Elles suggèrent clairement que pour être efficaces à long-terme, les stratégies de promotion de l’activité physique doivent cibler non seulement l’exercice et l’activité physique de loisirs mais également promouvoir les AVQ et limiter les activités sédentaires, et pour cela cibler l’individu mais aussi son environnement.
 
Basé sur une telle perspective socio-écologique, l’essai randomisé ICAPS a permis de démontrer qu’il était ainsi possible de prévenir une prise de poids excessive avec des effets qui se maintiennent plus de deux ans après l’arrêt de l’intervention d’une durée de 4 ans en modifiant les différentes facettes du comportement.
 
Nous avons de plus montré que le maintien des résultats de l’intervention à long-terme s’explique principalement par la persistance d’un effet sur les comportements sédentaires et des AVQ (notamment le transport actif domicile/école ou domicile/travail), alors l’activité physique structurée avait diminué.
 
Un des enjeux des prochaines années est de mieux comprendre les déterminants micro-environnementaux (maison, école, design urbain par exemple) des modes de vie actifs et des AVQ afin de concevoir des interventions ciblant de façon plus large la population générale. Nous avons ainsi montré que le seul fait d’avoir une télévision dans la chambre était lié au risque d’obésité chez l’enfant.
 
C’est de façon plus large l’un des objectifs du projet ACTICITES soutenu par l’INCA auquel nous participons avec des chercheurs d’horizons divers (géographes, médecins, spécialistes de l’activité physique, écophysiologistes, sociologues). Une autre problématique a trait aux mécanismes moléculaires, physiologiques et cliniques sous-tendant les effets du temps passé assis et des AVQ de faible intensité telle que la déambulation.
 
En théorie ces effets peuvent être expliqués par le fait que les AVQ représentent une très grande partie du temps éveillé et que, bien que d’intensité faible, elles contribuent à la majeure partie de notre dépense énergétique liée à l’activité physique (plus de 90%) alors que l’exercice ne représente en moyenne que 3% du temps passé éveillé.
 
D’un autre côté différentes études suggèrent que des contractions musculaires répétées, même de très courte durée, sont nécessaires pour contrecarrer les effets négatifs rapides de la position assise ou couchée sur différentes voies métaboliques. Par voie de conséquence, les effets favorables des AVQ et de la déambulation pourraient être en partie indépendants de ses effets directs sur la dépense énergétique.
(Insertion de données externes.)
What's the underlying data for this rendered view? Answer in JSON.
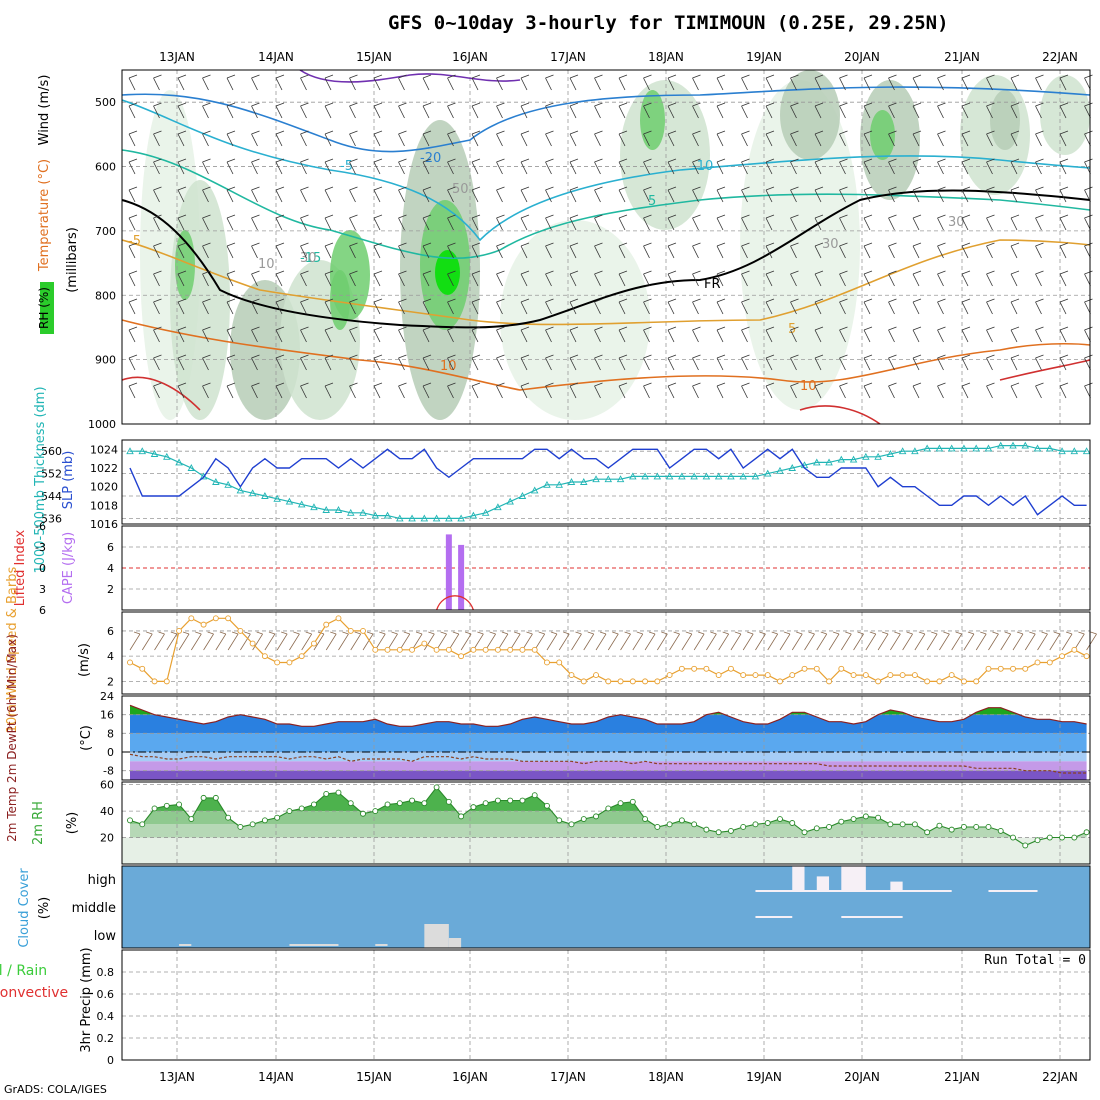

A l’appui de cette hypothèse nous avons montré que les effets d’un alitement prolongé, comme modèle d’inactivité extrême, n’était pas contrecarré par la réalisation d’un exercice structuré. A l’inverse Dunstan et al ont montré que le fractionnement de la station assise (par des épisodes de déambulation de 2 minutes toutes les 20 minutes) supprimait l’effet délétère de celle-ci sur la tolérance glucosée.
 
Différents travaux sont menés dans notre laboratoire, en collaboration avec S.Blanc (IPHC Strasbourg), chez l’homme en conditions de vie libre ou lors d’études d’alitement prolongé, et chez l’animal (rat suspendu; ours hibernant) pour identifier les mécanismes expliquant les effets délétères de la sédentarité sur le métabolisme et tester les types/protocoles d’activité physique ou autres contre-mesures les plus efficaces.
 
Alors que les recommandations actuelles se focalisent sur la nécessité d’atteindre 30 minutes par jour ou 150 minutes par semaine d’activités physiques d’intensité modérée à intense, un nouveau paradigme de sédentarité souligne l’impact potentiel sur la santé de toutes les facettes du comportement de mouvement y compris le temps passé assis, les AVQ ou la simple déambulation au cours de la journée.
 
Même si les mécanismes sous-tendant les effets de ces comportements sur la santé et leurs déterminants restent largement à explorer dans de futures études, ces données ont des conséquences potentielles importantes dans le domaine de la santé publique, de la clinique et ouvrent de nouvelles voies thérapeutiques.